Relationship between vergence angle and predicted firing rates when the vertical eye position is near 0 (see Eq. 2, results). A–C: relationship for three example neurons, including one from each monkey. Filled circles indicate predicted firing rates for various vergence angles at a vertical eye position of 0, computed using Eq. 2. Open circles show the mean observed firing rates obtained when the monkey was fixating the nearest target. D: mean observed firing rates for the nearest target location, plotted as a function of the predicted firing rate for the smallest vergence angle used in this analysis (<6°). Each data point represents results from a single neuron.
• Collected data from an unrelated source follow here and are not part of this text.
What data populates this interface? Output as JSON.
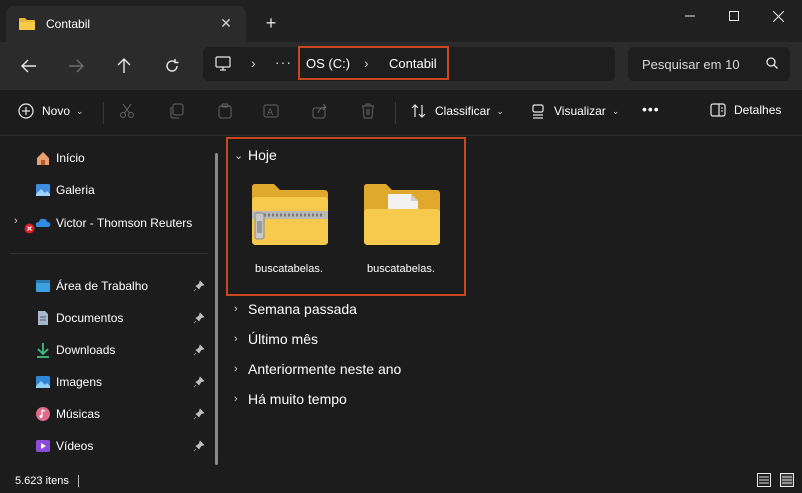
{
  "window": {
    "tab_title": "Contabil",
    "new_tab_label": "+"
  },
  "address": {
    "crumbs": [
      "OS (C:)",
      "Contabil"
    ],
    "overflow": "···",
    "search_placeholder": "Pesquisar em 10"
  },
  "toolbar": {
    "new_label": "Novo",
    "sort_label": "Classificar",
    "view_label": "Visualizar",
    "more_label": "•••",
    "details_label": "Detalhes"
  },
  "sidebar": {
    "items": [
      {
        "label": "Início",
        "icon": "home-icon"
      },
      {
        "label": "Galeria",
        "icon": "gallery-icon"
      },
      {
        "label": "Victor - Thomson Reuters Inc",
        "icon": "onedrive-icon"
      },
      {
        "label": "Área de Trabalho",
        "icon": "desktop-icon"
      },
      {
        "label": "Documentos",
        "icon": "documents-icon"
      },
      {
        "label": "Downloads",
        "icon": "downloads-icon"
      },
      {
        "label": "Imagens",
        "icon": "pictures-icon"
      },
      {
        "label": "Músicas",
        "icon": "music-icon"
      },
      {
        "label": "Vídeos",
        "icon": "videos-icon"
      }
    ]
  },
  "content": {
    "groups": [
      {
        "label": "Hoje",
        "expanded": true
      },
      {
        "label": "Semana passada",
        "expanded": false
      },
      {
        "label": "Último mês",
        "expanded": false
      },
      {
        "label": "Anteriormente neste ano",
        "expanded": false
      },
      {
        "label": "Há muito tempo",
        "expanded": false
      }
    ],
    "files": [
      {
        "name": "buscatabelas.",
        "icon": "zip-folder-icon"
      },
      {
        "name": "buscatabelas.",
        "icon": "folder-icon"
      }
    ]
  },
  "status": {
    "item_count": "5.623 itens"
  },
  "colors": {
    "highlight": "#c8471c",
    "folder": "#f7c948",
    "accent": "#4cc2ff"
  }
}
Note that most data points fall below the unity line, indicating that, for the same vertical eye position, the firing rates were lower when the eyes were converged than the predicted firing rate when the eyes were diverged.

Figure 5.

Example plane fit for one neuron for which data were collected both during performance of the saccade-vergence task (data points outside of the red rectangle) and while the monkey sat in complete darkness (data points within the red rectangle). Vertical eye positions in darkness ranged from ∼10° down to ∼25° up, but the vergence angle was consistently small. The firing rates were consistently higher when the eyes were diverged than when the same vertical eye positions occurred while the eyes were converged.

Figure 6.

Comparison of mean firing rates during fixations when the eyes were converged by least 10° and during fixations in darkness when the vergence angle was less than 5°. This analysis was based on 20 neurons, including eleven from monkey N1 (circles), five from monkey N2 (squares), and four from monkey N3 (triangles). The asterisk shows the neuron depicted in Fig. 5. Vertical eye positions were similar in both conditions (−3° to 3°). Red filled circles: cells for which the mean firing rate was significantly higher when the eyes were diverged. Blue filled circles: cells for which the mean firing rate was significantly lower when the eyes were diverged. Red open circles: cells for which there was a significant negative correlation between vergence angle and firing rate during performance of the saccade-vergence task but no significant difference when firing rates were compared for converged fixations versus diverged eye positions in darkness. Black open circle: a cell for which there was no significant effect of vergence angle for either of these analyses.